36732.fb2
- И что же дальше с девочкой?
- Повезли в больницу.
Ермолаев спросил:
- Марья Дмитриевна, а собаку-то хоть убили?
- Убили.
- Наконец-то, - сказал Ермолаев. - Не избежала смерти, окаянная. А девочку вылечат.
Дачница, сообщавшая про девочку, перешла к следующему участку, позвала хозяйку:
- Софья Николаевна!
- Что там?
- Новости есть...
Жена гремела тарелками и стеклянными банками, хлопала дверью. Стараясь не повстречаться с ней взглядом, Ермолаев сказал:
- Я отчего-то уверен: девочке ничто не угрожает. На легковушку - ив поликлинику. А там - укол против бешенства, и порядок... Болезненные уколы, это верно, не научилась еще медицина колоть без боли... Потерпит кроха, поплачет, зато будет здоровенькая...

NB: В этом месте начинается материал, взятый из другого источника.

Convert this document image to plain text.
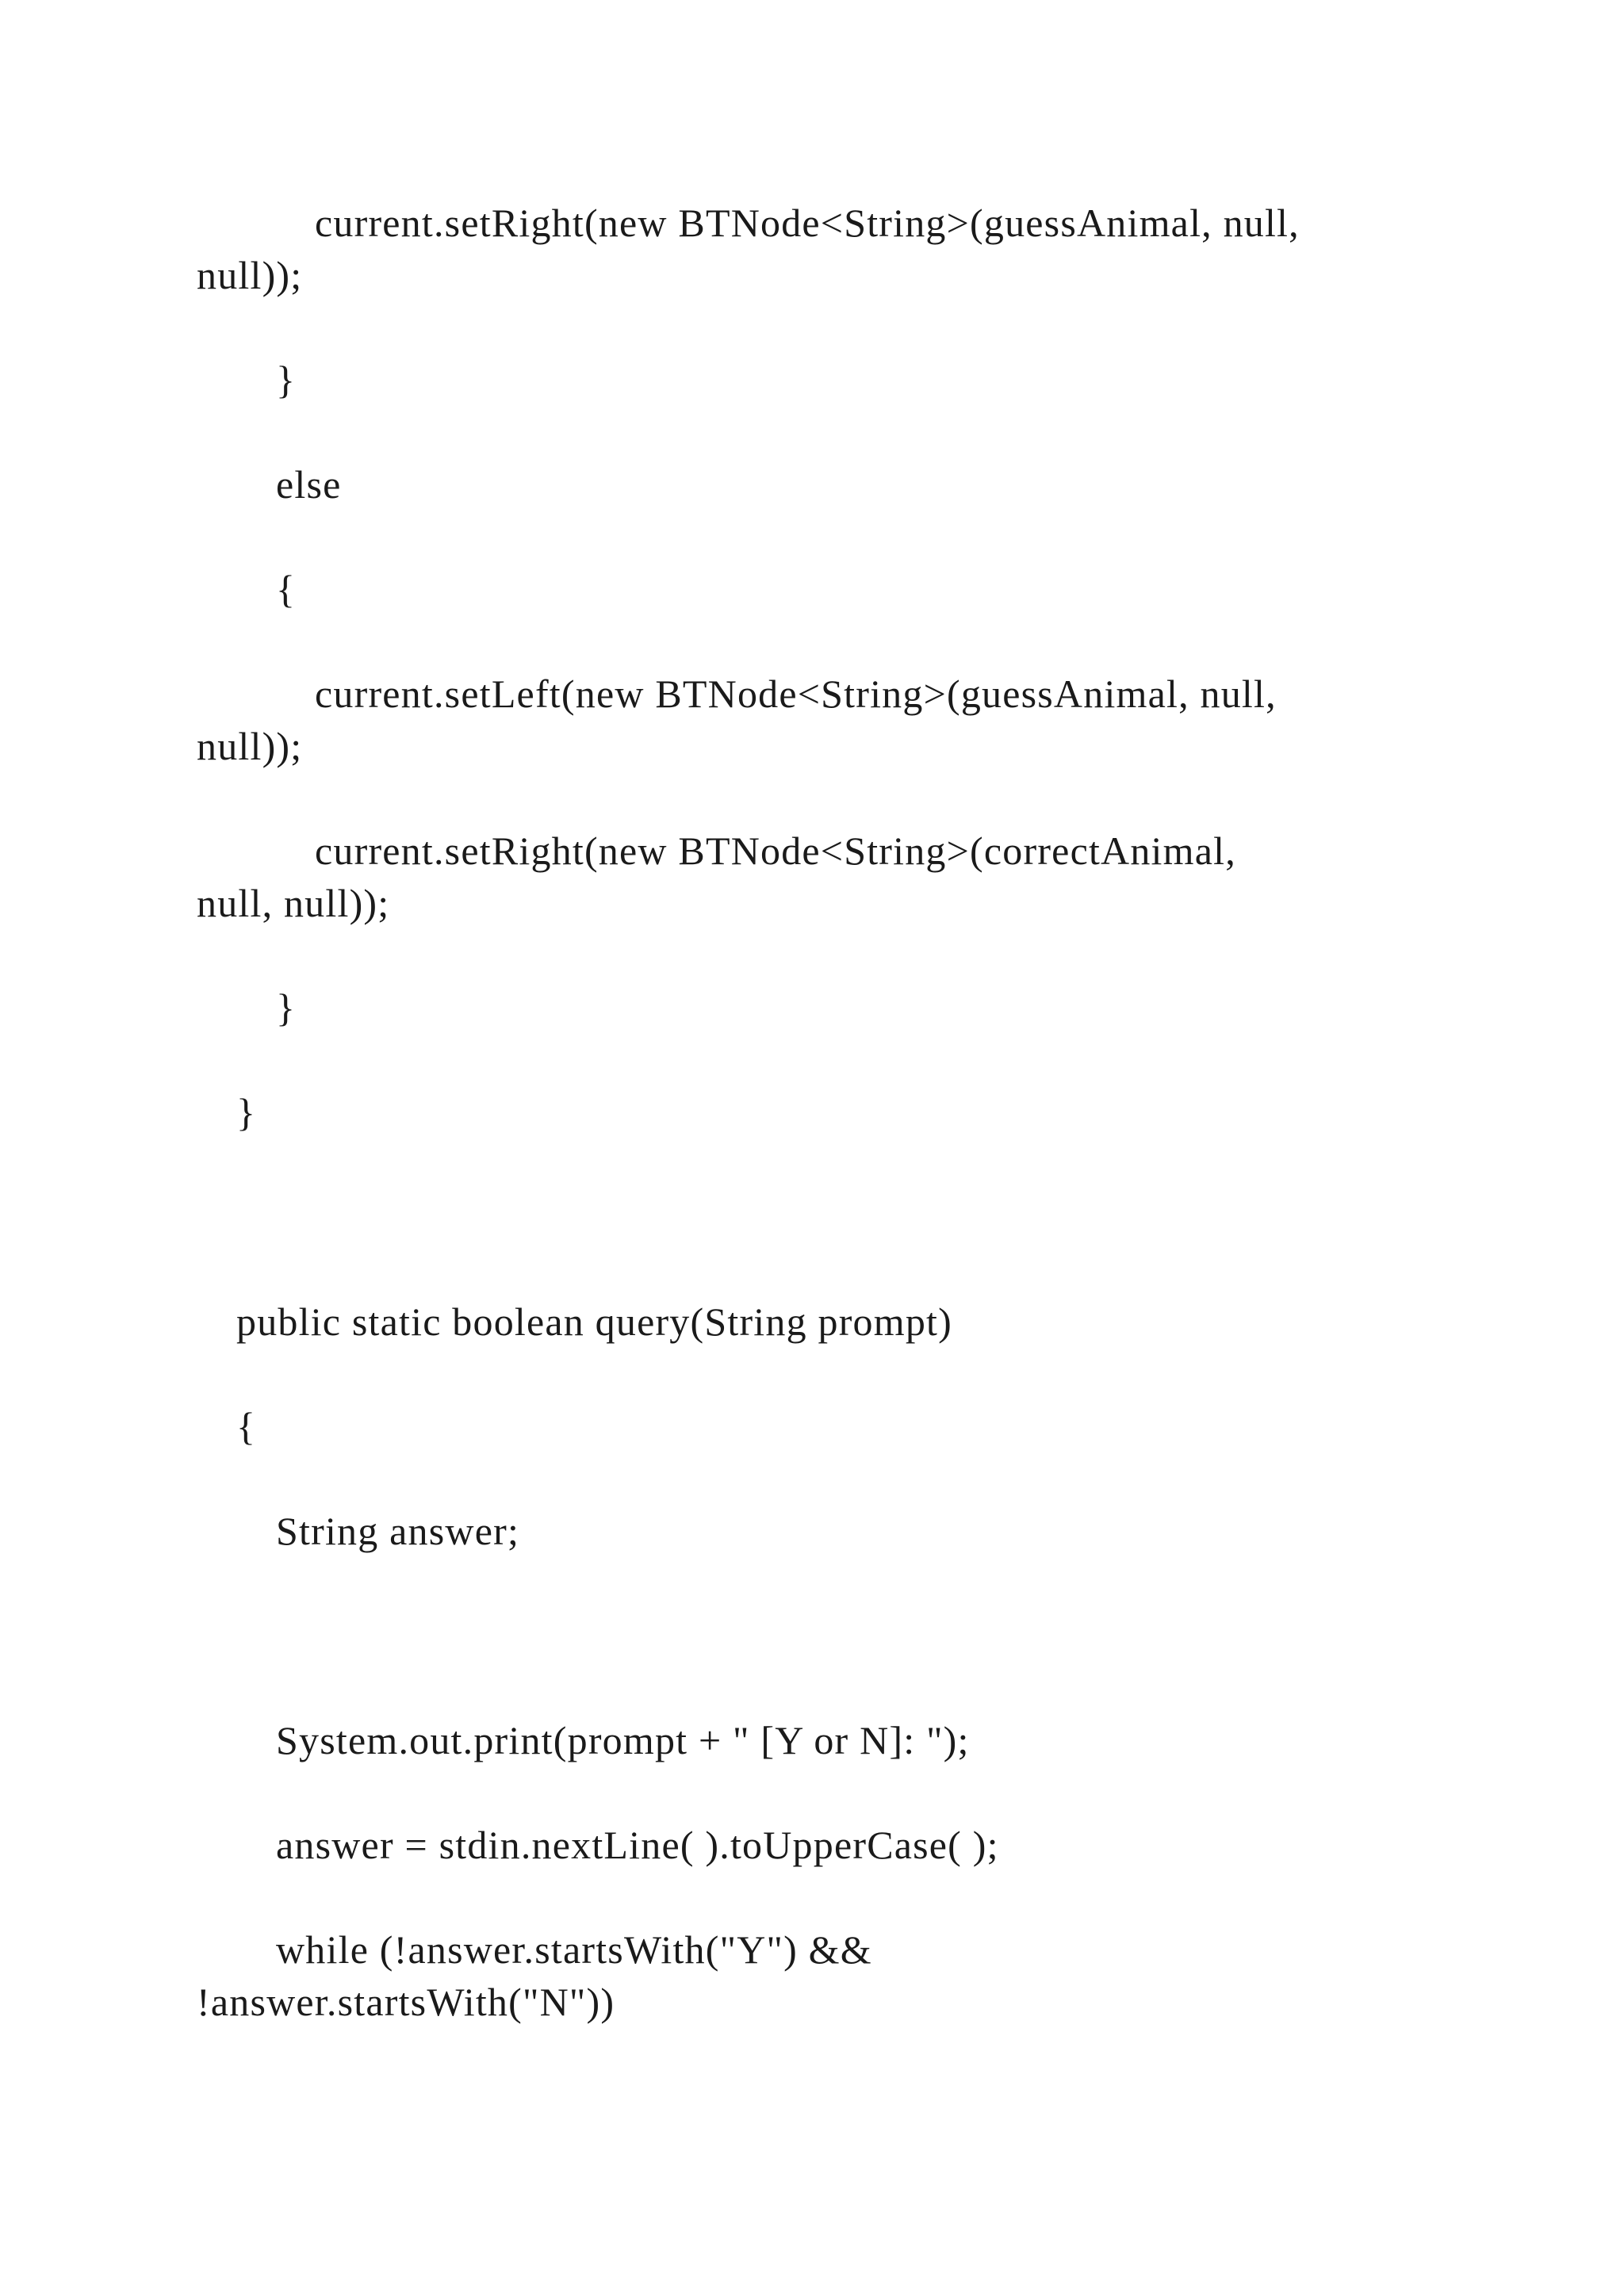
current.setRight(new BTNode<String>(guessAnimal, null,

null));

}

else

{

current.setLeft(new BTNode<String>(guessAnimal, null,

null));

current.setRight(new BTNode<String>(correctAnimal,

null, null));

}

}

public static boolean query(String prompt)

{

String answer;

System.out.print(prompt + " [Y or N]: ");

answer = stdin.nextLine( ).toUpperCase( );

while (!answer.startsWith("Y") &&

!answer.startsWith("N"))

На минуту в нем всколыхнулось давешнее неприятное чувство, но, опустившись, растворилось без осадка.
На электричку они отправились, когда тучи наконец затмили солнце и забрызгал дождичек, нудный, мелкий. "Прибавить шагу, покамест не разошелся в большой", - подумал Ермолаев и, выйдя на щебенку, оглянулся: за забором, за крыжовником зеленели кроны сторожевых берез, чернели душевая бочка и сарай под толем, оранжевели дачные стены с синими прикрытыми ставнями праздничная, будоражащая пестрота.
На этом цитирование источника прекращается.